Cette loi lie les salaires des médecins à certains objectifs de performance fixés par le gouvernement. Elle introduit également des sanctions sévères, pouvant atteindre 20 000 dollars par jour pour les médecins, en cas d'« actions concertées » visant à contester la nouvelle politique ou à ralentir leur travail.
Sans ressources supplémentaires, les médecins craignent que les nouvelles règles soient irréalistes et qu'ils soient voués à l'échec.
Les médecins partent vers les provinces voisines
Selon les derniers chiffres fournis à CTV News, environ 100 médecins supplémentaires ont demandé une licence pour exercer en Ontario. Depuis l'adoption de la loi, le Collège des médecins et chirurgiens de l'Ontario a reçu plus de 240 demandes de médecins québécois. Parmi celles-ci, 26 certificats d'enregistrement ont été accordés.
Les médecins cherchent également à exercer au Nouveau-Brunswick.
Le collège des médecins et chirurgiens de cette province a déclaré vendredi à CTV News qu'il avait reçu 70 demandes de licence de médecins québécois depuis le début du mois d'octobre et que, jusqu'à présent, deux licences avaient été accordées. Le Collège des médecins et chirurgiens du Nouveau-Brunswick a déclaré qu'il recevait généralement trois ou quatre demandes de ce type par mois.
Lettre de démission
Le Dr Hennessey a affirmé avoir déjà remis sa démission et que son dernier jour serait le 31 décembre, juste avant l'entrée en vigueur de la nouvelle loi. Il a ajouté que d'autres médecins subissaient des pressions pour prendre des décisions radicales concernant leur carrière professionnelle, car ils sont tenus de donner un préavis de 60 jours avant de quitter le système public.

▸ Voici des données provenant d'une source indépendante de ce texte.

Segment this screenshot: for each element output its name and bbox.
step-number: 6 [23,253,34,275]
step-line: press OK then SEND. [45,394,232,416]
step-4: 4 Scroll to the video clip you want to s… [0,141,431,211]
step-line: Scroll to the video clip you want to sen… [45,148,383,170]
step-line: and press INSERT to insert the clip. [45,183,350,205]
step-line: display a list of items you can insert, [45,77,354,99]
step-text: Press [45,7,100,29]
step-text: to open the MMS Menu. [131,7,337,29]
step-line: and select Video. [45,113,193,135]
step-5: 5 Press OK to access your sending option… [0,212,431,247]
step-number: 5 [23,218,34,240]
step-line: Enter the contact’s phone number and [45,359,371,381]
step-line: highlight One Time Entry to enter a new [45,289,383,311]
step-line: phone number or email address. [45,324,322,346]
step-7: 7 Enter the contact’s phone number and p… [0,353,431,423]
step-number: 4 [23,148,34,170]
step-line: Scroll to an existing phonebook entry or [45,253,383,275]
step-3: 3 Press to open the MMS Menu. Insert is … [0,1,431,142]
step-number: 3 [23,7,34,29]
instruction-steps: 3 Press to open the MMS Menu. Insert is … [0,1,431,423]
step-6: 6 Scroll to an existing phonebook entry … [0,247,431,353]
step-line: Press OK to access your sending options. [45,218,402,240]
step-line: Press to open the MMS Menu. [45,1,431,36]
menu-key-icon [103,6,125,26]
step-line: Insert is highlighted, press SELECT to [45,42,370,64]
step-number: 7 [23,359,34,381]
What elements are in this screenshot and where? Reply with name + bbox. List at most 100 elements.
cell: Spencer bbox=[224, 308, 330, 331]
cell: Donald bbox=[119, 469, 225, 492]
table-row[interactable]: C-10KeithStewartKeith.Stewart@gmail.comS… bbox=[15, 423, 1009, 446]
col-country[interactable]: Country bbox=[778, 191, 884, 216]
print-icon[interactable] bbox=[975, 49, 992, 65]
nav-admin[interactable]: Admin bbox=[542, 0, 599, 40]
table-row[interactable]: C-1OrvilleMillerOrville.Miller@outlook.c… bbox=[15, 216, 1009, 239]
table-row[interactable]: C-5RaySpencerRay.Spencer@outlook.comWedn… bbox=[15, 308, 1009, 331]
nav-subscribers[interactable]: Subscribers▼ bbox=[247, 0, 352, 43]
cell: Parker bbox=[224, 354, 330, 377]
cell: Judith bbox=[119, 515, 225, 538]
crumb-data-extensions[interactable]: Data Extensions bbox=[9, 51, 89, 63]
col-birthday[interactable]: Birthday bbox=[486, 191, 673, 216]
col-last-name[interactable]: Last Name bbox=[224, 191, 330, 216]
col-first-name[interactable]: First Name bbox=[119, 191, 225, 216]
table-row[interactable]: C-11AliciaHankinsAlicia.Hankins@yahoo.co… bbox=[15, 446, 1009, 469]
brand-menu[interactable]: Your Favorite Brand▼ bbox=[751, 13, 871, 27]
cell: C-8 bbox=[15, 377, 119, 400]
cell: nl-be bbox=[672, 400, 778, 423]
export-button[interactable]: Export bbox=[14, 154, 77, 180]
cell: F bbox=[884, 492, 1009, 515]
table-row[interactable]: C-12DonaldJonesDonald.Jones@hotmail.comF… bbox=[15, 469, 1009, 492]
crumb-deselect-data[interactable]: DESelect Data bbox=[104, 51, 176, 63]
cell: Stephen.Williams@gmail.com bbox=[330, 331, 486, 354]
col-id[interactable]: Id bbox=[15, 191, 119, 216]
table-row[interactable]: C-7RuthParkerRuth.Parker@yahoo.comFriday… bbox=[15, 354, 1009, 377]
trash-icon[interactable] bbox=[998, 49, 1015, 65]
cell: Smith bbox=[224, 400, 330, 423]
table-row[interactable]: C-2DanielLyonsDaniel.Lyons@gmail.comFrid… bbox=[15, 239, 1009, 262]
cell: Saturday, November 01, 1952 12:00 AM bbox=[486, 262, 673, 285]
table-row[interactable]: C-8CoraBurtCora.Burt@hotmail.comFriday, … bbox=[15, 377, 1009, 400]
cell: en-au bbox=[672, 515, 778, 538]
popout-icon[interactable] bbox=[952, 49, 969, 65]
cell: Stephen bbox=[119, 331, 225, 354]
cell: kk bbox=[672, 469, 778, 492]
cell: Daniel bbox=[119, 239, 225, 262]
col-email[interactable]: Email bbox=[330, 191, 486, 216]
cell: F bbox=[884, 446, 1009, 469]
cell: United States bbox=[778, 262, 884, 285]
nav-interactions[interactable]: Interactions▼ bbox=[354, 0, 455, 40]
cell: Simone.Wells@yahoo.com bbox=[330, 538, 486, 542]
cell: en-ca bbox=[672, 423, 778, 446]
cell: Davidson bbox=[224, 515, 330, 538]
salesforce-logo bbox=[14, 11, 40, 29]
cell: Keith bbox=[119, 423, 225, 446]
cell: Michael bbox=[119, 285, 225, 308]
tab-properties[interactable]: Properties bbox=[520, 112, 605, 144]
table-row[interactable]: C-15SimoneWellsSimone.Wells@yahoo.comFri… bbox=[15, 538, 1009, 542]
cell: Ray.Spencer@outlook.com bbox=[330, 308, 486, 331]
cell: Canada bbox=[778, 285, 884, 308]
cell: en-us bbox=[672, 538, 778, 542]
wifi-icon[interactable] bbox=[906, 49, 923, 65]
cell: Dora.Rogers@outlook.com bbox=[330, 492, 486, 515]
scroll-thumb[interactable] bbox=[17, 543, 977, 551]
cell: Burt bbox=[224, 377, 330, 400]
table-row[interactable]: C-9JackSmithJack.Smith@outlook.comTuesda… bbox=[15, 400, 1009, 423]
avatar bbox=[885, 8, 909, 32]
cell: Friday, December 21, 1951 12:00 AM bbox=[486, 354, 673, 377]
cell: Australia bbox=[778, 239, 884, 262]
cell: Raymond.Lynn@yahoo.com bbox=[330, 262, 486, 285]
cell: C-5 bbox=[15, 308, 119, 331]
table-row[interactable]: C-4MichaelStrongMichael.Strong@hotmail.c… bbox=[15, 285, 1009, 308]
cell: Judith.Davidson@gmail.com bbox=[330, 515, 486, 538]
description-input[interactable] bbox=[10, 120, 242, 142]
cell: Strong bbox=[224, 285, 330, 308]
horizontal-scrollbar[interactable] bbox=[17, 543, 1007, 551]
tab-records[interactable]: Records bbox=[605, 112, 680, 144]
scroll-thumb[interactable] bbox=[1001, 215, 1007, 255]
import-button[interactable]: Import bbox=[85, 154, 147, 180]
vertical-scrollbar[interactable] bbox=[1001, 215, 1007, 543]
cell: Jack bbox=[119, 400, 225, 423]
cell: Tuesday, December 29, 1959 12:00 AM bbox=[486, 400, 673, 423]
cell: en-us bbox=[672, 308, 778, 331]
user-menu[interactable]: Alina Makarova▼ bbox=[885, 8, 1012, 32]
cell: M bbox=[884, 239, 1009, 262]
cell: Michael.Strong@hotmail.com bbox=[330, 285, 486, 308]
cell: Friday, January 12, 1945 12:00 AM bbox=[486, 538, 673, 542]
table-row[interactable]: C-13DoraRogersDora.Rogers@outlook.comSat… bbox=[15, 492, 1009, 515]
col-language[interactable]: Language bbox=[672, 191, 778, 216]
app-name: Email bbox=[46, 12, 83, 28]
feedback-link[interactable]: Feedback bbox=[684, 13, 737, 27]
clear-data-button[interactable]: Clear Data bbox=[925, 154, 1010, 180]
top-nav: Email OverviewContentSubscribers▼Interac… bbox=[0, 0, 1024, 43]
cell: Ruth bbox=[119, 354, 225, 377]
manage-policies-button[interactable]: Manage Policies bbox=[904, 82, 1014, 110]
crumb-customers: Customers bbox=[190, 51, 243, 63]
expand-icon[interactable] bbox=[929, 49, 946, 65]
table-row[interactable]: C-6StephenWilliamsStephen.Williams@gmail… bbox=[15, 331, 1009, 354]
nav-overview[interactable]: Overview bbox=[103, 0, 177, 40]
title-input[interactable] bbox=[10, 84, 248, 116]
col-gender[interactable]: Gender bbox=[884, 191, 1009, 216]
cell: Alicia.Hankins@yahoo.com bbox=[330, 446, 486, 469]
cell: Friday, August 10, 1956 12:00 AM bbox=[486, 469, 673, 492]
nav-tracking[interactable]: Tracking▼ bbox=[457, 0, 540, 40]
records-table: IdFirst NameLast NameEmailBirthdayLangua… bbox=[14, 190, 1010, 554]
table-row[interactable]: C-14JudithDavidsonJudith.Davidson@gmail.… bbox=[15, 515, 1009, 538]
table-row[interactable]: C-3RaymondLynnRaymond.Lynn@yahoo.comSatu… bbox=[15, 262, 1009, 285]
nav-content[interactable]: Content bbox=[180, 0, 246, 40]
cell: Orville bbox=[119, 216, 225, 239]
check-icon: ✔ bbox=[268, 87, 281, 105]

Soulignant ce qu'il qualifie de situation désastreuse, il a déclaré que lundi prochain, l'hôpital de traumatologie de sa région ne disposera que d'une seule salle d'opération sur cinq en raison du manque d'infirmières, « tandis que nos chirurgiens et moi-même, ainsi que d'autres anesthésistes de mon service, serons en fait assis chez nous ».
«C'est vraiment moralement pénible de voir tout cela se produire», a-t-il dit.
M. Hennessey et les chefs des départements médicaux de l'Outaouais prévoient de tenir une conférence de presse la semaine prochaine pour souligner les « conséquences directes » du projet de loi 2 sur l'accès aux soins dans la région et la façon dont il entraîne un exode des médecins du Québec.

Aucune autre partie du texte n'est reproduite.